FEW Zimbabwean football fans were not pleased to see the back of Phillip Chiyangwa (pictured).
Quite frankly, the rabble-rouser from Zimbabwe, who came to global prominence for engineering Issa Hayatou’s celebrated downfall, wasn’t himself everyone’s cup of tea.
As he began to feel more comfortable in his position as Zimbabwe Football Association (Zifa) president, Chiyangwa’s increasingly combative leadership style started to rub a great many people the wrong way.
Days before the key Zifa elections of nearly three years ago, we heard that a dark horse in the race, one Felton Kamambo, had done his groundwork and was poised to knock Chiyangwa off his perch at the ballot box.

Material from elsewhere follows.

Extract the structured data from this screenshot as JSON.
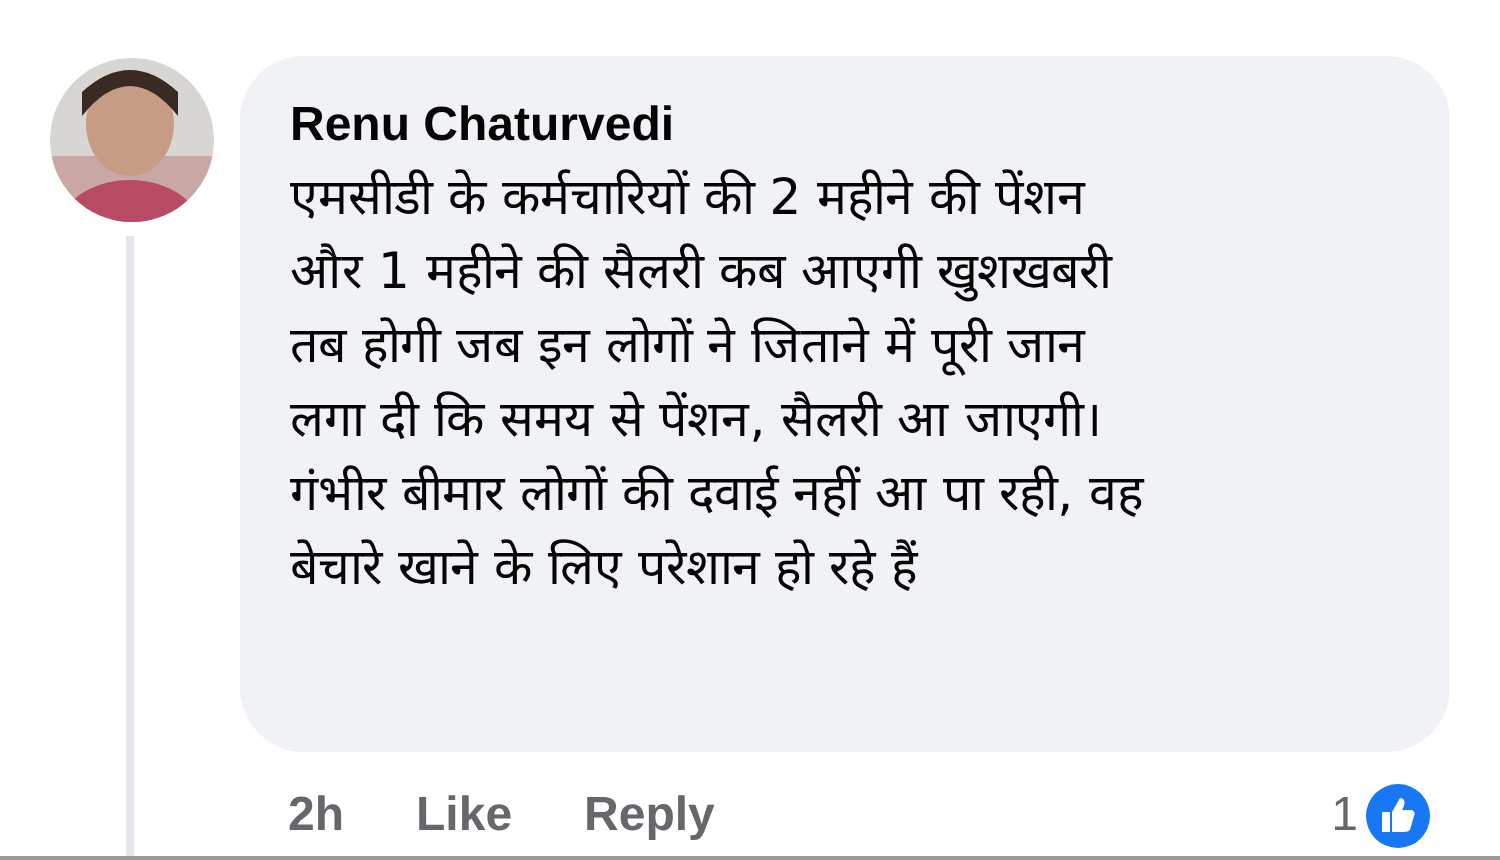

Felton who? Well, Kamambo had previously been part of the Zifa board led by Chiyangwa and he, in fact, held considerable clout of his own in the circles.
For me at that time, I felt as though that Kamambo was not quite the right person, all the more so because I had been hugely impressed by the likes of Nigel Munyati and Trevor Carelse-Juul, who in previous elections had unsuccessfully tried to take control of Zifa. Perhaps disillusioned by the previous defeats, both men did not return for another bite of the cherry in the December 2018 vote.
But the stunning victory of Kamambo – never the ideal replacement – was enveloped in the “Chiyangwa Must Go” chorus. Critics of the controversial businessman-cum-politician celebrated his defeat fervently and brushed aside the small matter of the untested new broom at 53 Livingstone Avenue.
Be careful what you wish for!
Even if one wanted to give the benefit of the doubt, Kamambo was not in the mood to prove how unworthy of it he was.
The first cardinal sin was to remove a gifted local coach, who had collected four points in the opening two Africa Cup of Nations qualifiers – including a famous away win against mighty Zambia – and replacing him with a no-hoper from Croatia fresh from being fired by Sudan, of all footballing countries.
But that does not beat presiding over the ban of your premier venue for national teams, twice in a space of nearly two years, simply because you refuse to perform the minimum requirements requested for the stadium to meet basic standards that have long been embraced by all and sundry across the continent.
The award for shaming your own country this year belongs to Zifa.
The excuse coming from our football association is that the National Sports Stadium is government property, and the government is responsible for any renovation that must take place.
True, but what a pathetically convenient excuse from Zifa. Whoever campaigns to be in a position of power at a national football federation surely must be aware of the statutes governing the game and the fact that I am writing here about not having a stadium for our national team is further proof that we have opportunists administering our sports in this country.
Zifa has used that stadium since its construction back in 1986. Anyone entrusted with control of the association must know what ought to be done, and the buck stops right at their doorstep.
And please, do not tell me about the government. My lack of faith in this lot does not change the slightest bit because the Sports minister of the country is Africa’s greatest Olympian.
I say this without pulling punches because, in all honesty, like everybody else involved in this collective shame, she also deserves a fair amount of flak.